In 2020, Madison, Wis.-based UW Health released a brand campaign, but a short time later took it off the air as the message, which was written in 2019, didn't feel right to broadcast to a world that was grappling with the COVID-19 pandemic. 

Now three years later the health system has launched a new campaign centered around empathy and customer consumer research, this campaign, according to Lindsay Ferris, director of brand strategy at UW Health is a creative approach that isn't a 'norm' to healthcare marketing. 

The campaign is inspired by UW Health's patients. Ms. Ferris told Becker's that UW Health wanted to better understand its patients' personal healthcare journey and how they feel about healthcare in general. 

To gauge this, UW Health began two phases of consumer research.

"The first was an ethnographic study, meaning we went to consumers to understand the broad themes impacting them and their healthcare. Then we identified a broad set of themes from their responses," said Ms.
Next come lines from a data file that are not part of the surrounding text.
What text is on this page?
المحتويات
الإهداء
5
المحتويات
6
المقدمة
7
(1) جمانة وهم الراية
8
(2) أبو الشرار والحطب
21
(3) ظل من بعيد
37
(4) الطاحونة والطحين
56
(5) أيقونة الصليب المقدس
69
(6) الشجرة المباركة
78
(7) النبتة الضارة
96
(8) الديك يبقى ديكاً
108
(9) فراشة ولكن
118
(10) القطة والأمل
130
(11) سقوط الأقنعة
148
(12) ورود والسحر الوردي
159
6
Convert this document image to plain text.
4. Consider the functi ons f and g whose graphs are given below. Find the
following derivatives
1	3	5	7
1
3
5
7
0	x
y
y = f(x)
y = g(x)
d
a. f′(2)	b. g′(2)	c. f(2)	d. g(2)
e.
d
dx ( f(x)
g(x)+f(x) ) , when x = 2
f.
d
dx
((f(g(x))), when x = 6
Ferris. "The second phase was doing individual, in-depth interviews, which allowed us to really explore the themes deeply. At the end of the day, it wasn't so much a metric we focused on, as it was an insight: consumers desire to be seen and treated as individuals and found they wanted to be treated as individuals and seen as the unique humans that they are."
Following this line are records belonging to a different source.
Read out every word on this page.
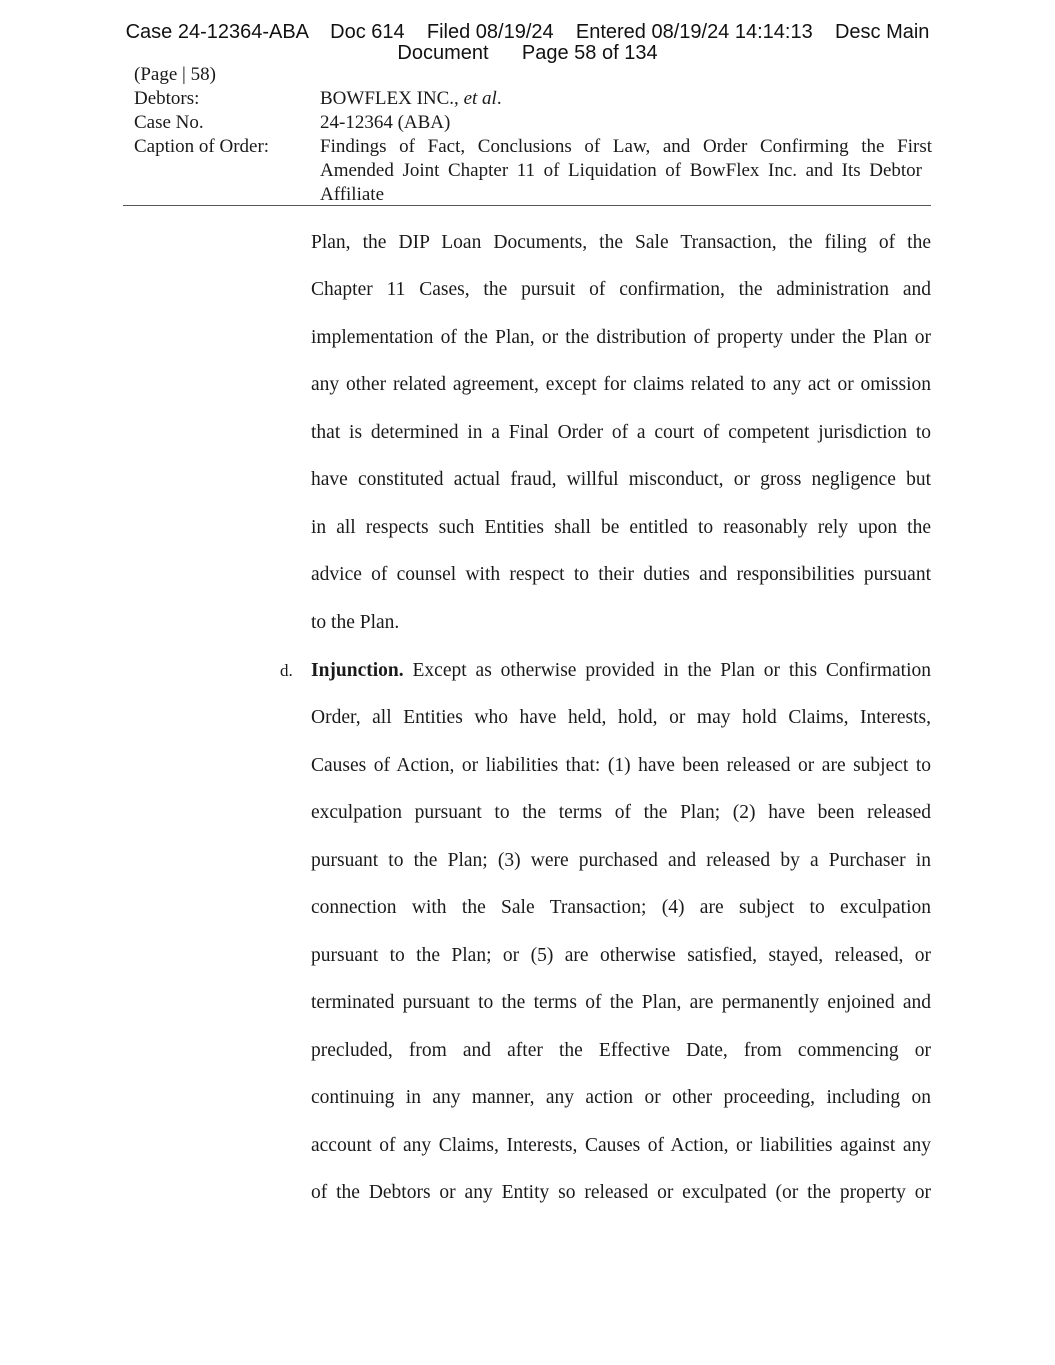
Case 24-12364-ABA    Doc 614    Filed 08/19/24    Entered 08/19/24 14:14:13    Desc Main
Document      Page 58 of 134
(Page | 58)
Debtors:	BOWFLEX INC., et al.
Case No.	24-12364 (ABA)
Caption of Order:	Findings of Fact, Conclusions of Law, and Order Confirming the First
Amended Joint Chapter 11 of Liquidation of BowFlex Inc. and Its Debtor
Affiliate
Plan, the DIP Loan Documents, the Sale Transaction, the filing of the
Chapter 11 Cases, the pursuit of confirmation, the administration and
implementation of the Plan, or the distribution of property under the Plan or
any other related agreement, except for claims related to any act or omission
that is determined in a Final Order of a court of competent jurisdiction to
have constituted actual fraud, willful misconduct, or gross negligence but
in all respects such Entities shall be entitled to reasonably rely upon the
advice of counsel with respect to their duties and responsibilities pursuant
to the Plan.
d. Injunction. Except as otherwise provided in the Plan or this Confirmation
Order, all Entities who have held, hold, or may hold Claims, Interests,
Causes of Action, or liabilities that: (1) have been released or are subject to
exculpation pursuant to the terms of the Plan; (2) have been released
pursuant to the Plan; (3) were purchased and released by a Purchaser in
connection with the Sale Transaction; (4) are subject to exculpation
pursuant to the Plan; or (5) are otherwise satisfied, stayed, released, or
terminated pursuant to the terms of the Plan, are permanently enjoined and
precluded, from and after the Effective Date, from commencing or
continuing in any manner, any action or other proceeding, including on
account of any Claims, Interests, Causes of Action, or liabilities against any
of the Debtors or any Entity so released or exculpated (or the property or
Through this research, UW Health began to challenge itself and its advertising agency, Shine United, to create a campaign that hadn't been done before. Together, the two organizations decided to create an animated-inspired campaign that would "paint the picture" of individual patients. 
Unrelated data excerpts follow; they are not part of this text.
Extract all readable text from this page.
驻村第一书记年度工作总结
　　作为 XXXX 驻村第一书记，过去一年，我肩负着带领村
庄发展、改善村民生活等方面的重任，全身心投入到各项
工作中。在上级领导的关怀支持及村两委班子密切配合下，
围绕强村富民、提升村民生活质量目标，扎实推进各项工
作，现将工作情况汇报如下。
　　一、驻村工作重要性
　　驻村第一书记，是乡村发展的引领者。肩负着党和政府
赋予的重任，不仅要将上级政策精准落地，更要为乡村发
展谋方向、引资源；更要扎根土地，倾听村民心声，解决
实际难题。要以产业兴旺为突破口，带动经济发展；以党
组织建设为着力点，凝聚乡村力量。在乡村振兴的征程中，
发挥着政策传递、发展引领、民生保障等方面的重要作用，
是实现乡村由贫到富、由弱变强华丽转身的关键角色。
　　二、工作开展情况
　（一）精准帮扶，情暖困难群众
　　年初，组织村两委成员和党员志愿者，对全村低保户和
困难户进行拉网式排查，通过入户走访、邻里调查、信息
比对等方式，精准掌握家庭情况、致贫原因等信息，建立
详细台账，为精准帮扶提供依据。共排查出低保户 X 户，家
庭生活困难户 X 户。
"Because UW Health is a large academic medical system with a sizable primary care practice, we wanted to tell stories about everything from the tough stuff, like pediatric transplant, to the more everyday care, but with a focus on how we help each of our patients get out of the hospital or clinic and get on with living their life," said Ms. Ferris. "The stories we tell in our campaign were inspired by the people who inspired us."

Ms. Ferris also said that because the world had changed so much since the start of the COVID-19 pandemic, the health system decided to wait three years to release another campaign, as it was important for UW Health to go back to its consumers and ask what they wanted. 

"It was never our intention to be off the air for three years. But thanks to COVID, we knew that the world had changed and that we needed to check in with our consumers, or we ran the risk of just talking past them," said Ms. Ferris. "We wanted to start from a place of empathy, knowing that it's been a tough few years."

The campaign, which kicked off Feb. 6, will run into early June.